El antiguo asesor de Seguridad Nacional, Tony Lake, con gran interés en asuntos de Oriente Próximo, también estaba entre sus principales asesores en política exterior. Otros en el círculo más alto de toma de decisiones parecen, sin embargo, no tener competencias especiales en la zona, desde la antigua asistente de la secretaria de Estado para Asuntos de África, Susan Rice, hasta el ex secretario de Marina, Richard Danzig, entre otros. Dicho esto, la región casi con toda certeza presentará importantes desafíos al nuevo presidente. En Irak se prevén elecciones provinciales a principios de su mandato, y la presencia de tropas americanas probablemente finalizará más adelante. ¿Cuál será la mezcla de reconciliación política, violencia sectaria y mediación externa en ese tiempo?

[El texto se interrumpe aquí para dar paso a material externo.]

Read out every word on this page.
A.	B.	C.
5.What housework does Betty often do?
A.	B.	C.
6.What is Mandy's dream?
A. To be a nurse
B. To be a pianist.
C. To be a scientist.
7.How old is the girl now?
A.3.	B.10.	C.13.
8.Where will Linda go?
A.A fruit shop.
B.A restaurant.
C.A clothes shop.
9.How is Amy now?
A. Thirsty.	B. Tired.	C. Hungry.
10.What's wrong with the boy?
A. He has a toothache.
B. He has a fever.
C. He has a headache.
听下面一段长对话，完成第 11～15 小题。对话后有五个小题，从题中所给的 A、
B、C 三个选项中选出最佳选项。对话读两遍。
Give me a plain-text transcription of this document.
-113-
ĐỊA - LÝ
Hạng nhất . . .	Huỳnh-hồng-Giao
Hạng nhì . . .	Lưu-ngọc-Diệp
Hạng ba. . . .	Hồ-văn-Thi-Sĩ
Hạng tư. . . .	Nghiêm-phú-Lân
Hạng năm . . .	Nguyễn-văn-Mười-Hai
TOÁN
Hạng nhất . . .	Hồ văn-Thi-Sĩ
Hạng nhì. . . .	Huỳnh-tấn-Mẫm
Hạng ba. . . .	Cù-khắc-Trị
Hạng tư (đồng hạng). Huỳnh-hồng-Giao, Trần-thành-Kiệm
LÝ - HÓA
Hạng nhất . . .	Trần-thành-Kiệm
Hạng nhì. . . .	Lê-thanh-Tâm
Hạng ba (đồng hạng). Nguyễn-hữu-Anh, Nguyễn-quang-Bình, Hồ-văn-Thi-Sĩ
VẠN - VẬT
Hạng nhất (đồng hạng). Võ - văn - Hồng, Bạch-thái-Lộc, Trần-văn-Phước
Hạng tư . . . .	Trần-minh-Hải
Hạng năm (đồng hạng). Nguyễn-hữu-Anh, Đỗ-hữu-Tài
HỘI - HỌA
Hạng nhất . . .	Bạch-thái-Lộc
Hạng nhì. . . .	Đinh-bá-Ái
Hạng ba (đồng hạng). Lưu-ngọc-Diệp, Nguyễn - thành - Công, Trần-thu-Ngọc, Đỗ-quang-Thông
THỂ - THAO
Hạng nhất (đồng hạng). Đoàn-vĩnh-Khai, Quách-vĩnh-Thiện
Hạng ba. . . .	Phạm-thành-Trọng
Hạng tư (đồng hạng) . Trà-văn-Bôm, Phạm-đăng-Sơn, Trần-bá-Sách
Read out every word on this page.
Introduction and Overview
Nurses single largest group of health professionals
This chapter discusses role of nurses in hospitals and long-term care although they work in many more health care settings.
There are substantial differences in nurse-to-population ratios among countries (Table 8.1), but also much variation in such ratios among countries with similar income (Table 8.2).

Ésta es una incertidumbre inminente sobre la que Obama tendrá influencia pero no control.
Es posible que el líder iraní también ponga a prueba al próximo presidente, tanto para determinar la firmeza de su estilo negociador, como su potencial para recurrir a la fuerza. Obama se verá apelado a utilizar con habilidad el entorno internacional –desde la bajada de los precios del crudo que reduce la influencia de Irán hasta el aumento de la buena voluntad hacia EE UU que incrementa su propia influencia– para lidiar con uno de los pocos gobiernos en Oriente Próximo que se mantiene hostil hacia EE UU.
En Irán también se celebrarán elecciones el próximo verano, a las que se vuelve a presentar el presidente Mahmud Ahmedineyad. Sus declaraciones y actos han convertido al país en tan amenazador para sus vecinos cercanos e Israel que han contribuido a la creación de una coalición internacional para la contención de Irán. Si el país eligiera a un presidente que nunca hablase de “borrar a Israel de las páginas de la historia” y, sin embargo, persiguiese en silencio una agresiva capacidad de enriquecimiento nuclear que no está sujeta ni a inspección internacional ni a salvaguardas, la amenaza iraní podría aumentar aunque pareciese lo contrario. En el frente árabe-israelí, parece improbable que se mantenga el statu quo.
La estrategia de la administración Bush para aislar a Hamás ni ha debilitado su poder ni les ha llevado a la rendición. Por el contrario, Hamás controla la franja de Gaza y hace imposible que el presidente palestino, Mahmud Abbas, pueda hablar en nombre del pueblo palestino cuando negocia con Israel. La administración de Obama tendrá que decidir pronto cómo tratará con un gobierno palestino cada vez más dividido y con un gobierno israelí que parece mucho más preocupado por la amenaza iraní, situada a cientos de kilómetros, que por un problema que dura décadas en sus fronteras.
Todo esto sugiere que el gobierno de Obama tendrá que tomar pronto decisiones difíciles, aunque busque minimizar la implicación de EE UU en la región. Un menor compromiso presidencial puede tener sus recompensas, especialmente a medida que la zona se ha ido cansando de un presidente que parecía prometer tanto y ha cumplido tan poco. Que esta estrategia sea sostenible es una cuestión diferente. La respuesta dependerá de las acciones de decenas de miles de personas en Oriente Próximo, no sólo de Washington.